22nd Jan 2015
A recent article in the Irish Times has reported that Ireland needs to ‘switch on’ or be left behind in computer science.
The article focusses on the recent adoption by the UK of a primary and secondary-school computing curriculum which started in September 2014. The UK curriculum operates on a basis that by the age of 11, children should already be fluent in two programming languages. The article argues that ‘computational thinking’ needs to be embedded in the Irish secondary school curriculum. It notes that one potential avenue for introducing computer science education to schools is the new junior cycle.
Israel started a secondary-school computer science curriculum as early as 1995 and is credited with turning Israel into a ‘startup nation’. This programme focussed a curriculum which was meticulously engineered by a team of experts. A further key ingredient in the success of the Israeli model has been the focus on teacher experience. All computer science teachers in Israel must have an undergraduate degree in computer science, as well as official certification in teaching the subject.
The British government is bridging the knowledge gap by recruiting and funding a network of 400 master computer science teachers to liaise with the universities, to teach teachers, to develop materials and to deliver the new curriculum to schools across the country. Without action here, there is a real risk of the State becoming an enclave of computer science illiteracy.
In order to enhance the profile of computational thinking in schools, Maynooth University has developed the Pact initiative (Programming + algorithms => Computational Thinking) in the computer science department in Maynooth University.
This module provides a complete set of materials for teaching computer science. Teachers are invited to Maynooth for training, and they share the material they develop with other participating schools. What we have found so far is that there is significant demand from schools for teaching the subject, and much enthusiasm from students for developing this important skill.
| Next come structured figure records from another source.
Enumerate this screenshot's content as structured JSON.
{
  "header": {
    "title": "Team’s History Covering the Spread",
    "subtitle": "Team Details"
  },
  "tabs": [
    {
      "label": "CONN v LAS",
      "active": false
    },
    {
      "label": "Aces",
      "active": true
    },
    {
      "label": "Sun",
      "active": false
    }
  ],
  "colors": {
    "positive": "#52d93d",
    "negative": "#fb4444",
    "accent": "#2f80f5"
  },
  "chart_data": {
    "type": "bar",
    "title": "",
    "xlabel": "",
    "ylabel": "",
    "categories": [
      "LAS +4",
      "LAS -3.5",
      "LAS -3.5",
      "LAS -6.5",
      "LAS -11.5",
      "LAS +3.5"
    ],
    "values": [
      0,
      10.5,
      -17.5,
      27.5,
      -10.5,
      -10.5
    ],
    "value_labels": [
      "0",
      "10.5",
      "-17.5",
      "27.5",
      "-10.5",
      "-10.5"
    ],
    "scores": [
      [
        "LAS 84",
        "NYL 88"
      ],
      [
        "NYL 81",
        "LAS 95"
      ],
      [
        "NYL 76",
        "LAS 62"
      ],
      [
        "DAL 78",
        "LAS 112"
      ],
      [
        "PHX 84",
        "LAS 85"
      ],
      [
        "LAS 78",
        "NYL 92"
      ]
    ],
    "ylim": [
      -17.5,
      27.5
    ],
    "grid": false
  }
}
While initiatives such as Pact, CoderDojo and the NCCA’s short course in coding are a step in the right direction, they are no substitute for a clear national policy on computer science education.
If Ireland is to keep pace with its competitors, and avoid becoming a technological backwater, the Government needs to follow the lead of the UK and support the upskilling of teachers, as well as promoting computer science as a fundamental and rigorous Stem subject all the way to Leaving Cert level.